Когда Бредли выскользнул в космос, он не тратил времени на любование звездами. Он медленно двинулся вдоль обшивки и добрался до отодвинутой пластины. В ослепительном солнечном свете сверкала сеть проводов и кабелей; один провод был перерезан. Бредли наскоро, временно, соединил концы, удрученно качая головой: вышло неважно, половина тока пойдет обратно на передатчик. Потом нашел Арктур, направил туда луч, поводил им и включил связь.

– Ну как? – тревожно спросил он.

Из динамика послышался унылый голос Маккея:

– Никак. Соединяю тебя с ребятами.

Норден подтвердил:

– Сигналит еще, но нас не узнал.

Бредли удивился. Он был уверен в успехе; на худой конец, луч маяка должен был удлиниться раз в десять. Еще несколько минут он водил лучом. Сейчас он уже различал маленькую ракету, которая несла драгоценный, необычный груз к пределам Солнечной системы и дальше, в бесконечность.

Он снова соединился с Маккеем.

– Слушай, Мак, – быстро сказал он. – Проверь его координаты, потом иди сюда, постреляй сам.

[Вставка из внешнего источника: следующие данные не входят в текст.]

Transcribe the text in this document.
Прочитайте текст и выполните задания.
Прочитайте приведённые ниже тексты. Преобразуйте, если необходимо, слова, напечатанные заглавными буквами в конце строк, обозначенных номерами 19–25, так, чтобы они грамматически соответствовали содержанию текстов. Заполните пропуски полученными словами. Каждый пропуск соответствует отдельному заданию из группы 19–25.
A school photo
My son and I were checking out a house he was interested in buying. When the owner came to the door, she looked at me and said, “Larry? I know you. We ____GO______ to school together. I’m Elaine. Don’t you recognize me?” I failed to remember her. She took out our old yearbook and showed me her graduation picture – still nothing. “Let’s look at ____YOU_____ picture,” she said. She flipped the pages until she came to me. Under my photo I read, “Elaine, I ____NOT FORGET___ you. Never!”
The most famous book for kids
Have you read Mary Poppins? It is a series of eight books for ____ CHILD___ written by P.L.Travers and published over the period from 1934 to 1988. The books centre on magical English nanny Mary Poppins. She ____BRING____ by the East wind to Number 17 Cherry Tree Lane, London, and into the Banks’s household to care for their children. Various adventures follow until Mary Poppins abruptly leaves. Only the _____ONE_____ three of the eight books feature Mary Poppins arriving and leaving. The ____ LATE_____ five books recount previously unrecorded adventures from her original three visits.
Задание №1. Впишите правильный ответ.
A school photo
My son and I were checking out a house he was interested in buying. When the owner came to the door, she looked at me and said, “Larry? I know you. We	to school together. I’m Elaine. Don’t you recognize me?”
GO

А я пойду поковыряюсь в передатчике.

Маккей сменил его, и Бредли поспешил в рубку. Гибсон и вся команда мрачно топтались у контрольного аппарата, откуда вырывался до отчаяния бесстрастный свист.

Куда делись вялые, почти кошачьи движения Бредли? Он выключал цепи одну за другой и присоединял их к распределительной доске. За несколько минут он присоединил провода к самой середине передатчика.

– Ты разбираешься в этих курьерах? – спросил он Хилтона. – Сколько времени ему нужно получать наш сигнал, чтобы свернуть к нам?

– Это зависит от его относительной скорости и от многого другого.

Так что минут десять, не меньше.

– А потом неважно, работает маяк или нет?

– Да. Как только он повернет к нам, маяк не нужен. Конечно, надо послать сигналы, когда он будет рядом, но это нетрудно.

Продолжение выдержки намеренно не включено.